Sena Ayanami Site

“The other girls,” Sena said, standing over her. “The ones in the dark tanks. They’re still alive.”

“Are not missing.” Hoshino gestured to a row of smaller tanks along the far wall, still dark. “They’re being converted. Their cognitive maps are too valuable to waste on ordinary lives. You see, Sena, the Academy was never a school. It was a harvest.”

It was only a second. But a second was an eternity for someone with Sena’s tactical cognition. She swept the clone’s legs, pinned her shoulders to the wet concrete, and brought her palm down on the data port at the base of the clone’s skull. sena ayanami

Sena didn’t move. “The missing girls.”

She had anticipated the scanner. She had not anticipated the voice behind it. “The other girls,” Sena said, standing over her

She burned it over the sink with a lighter she kept hidden in her boot. The missing girls had one thing in common: they had all scored in the 99th percentile on the Academy’s monthly psychometric exams. Sena checked the records—quietly, in the archives after midnight, when even the security AIs cycled into low-power mode—and found another thread. Each girl had submitted a research proposal to the Academy’s board. Each proposal had been denied. And each girl had vanished within forty-eight hours of the rejection.

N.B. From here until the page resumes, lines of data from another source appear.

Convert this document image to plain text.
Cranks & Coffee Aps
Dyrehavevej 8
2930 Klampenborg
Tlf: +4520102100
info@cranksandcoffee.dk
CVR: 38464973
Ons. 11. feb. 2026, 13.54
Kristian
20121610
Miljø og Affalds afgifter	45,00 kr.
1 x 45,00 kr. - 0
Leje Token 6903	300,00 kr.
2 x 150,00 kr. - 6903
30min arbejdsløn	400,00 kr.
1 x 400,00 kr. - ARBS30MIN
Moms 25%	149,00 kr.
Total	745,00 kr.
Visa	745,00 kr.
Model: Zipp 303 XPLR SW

Hoshino was reaching for a panel on the wall. Sena didn’t bother running. She picked up a shard of glass and threw it with the same motion she’d practiced a thousand times for darts, for knives, for anything that flew. “They’re being converted

The headmistress would not be attending morning assembly. No one would ask why.

Not even when she found the first note slipped under her pillow.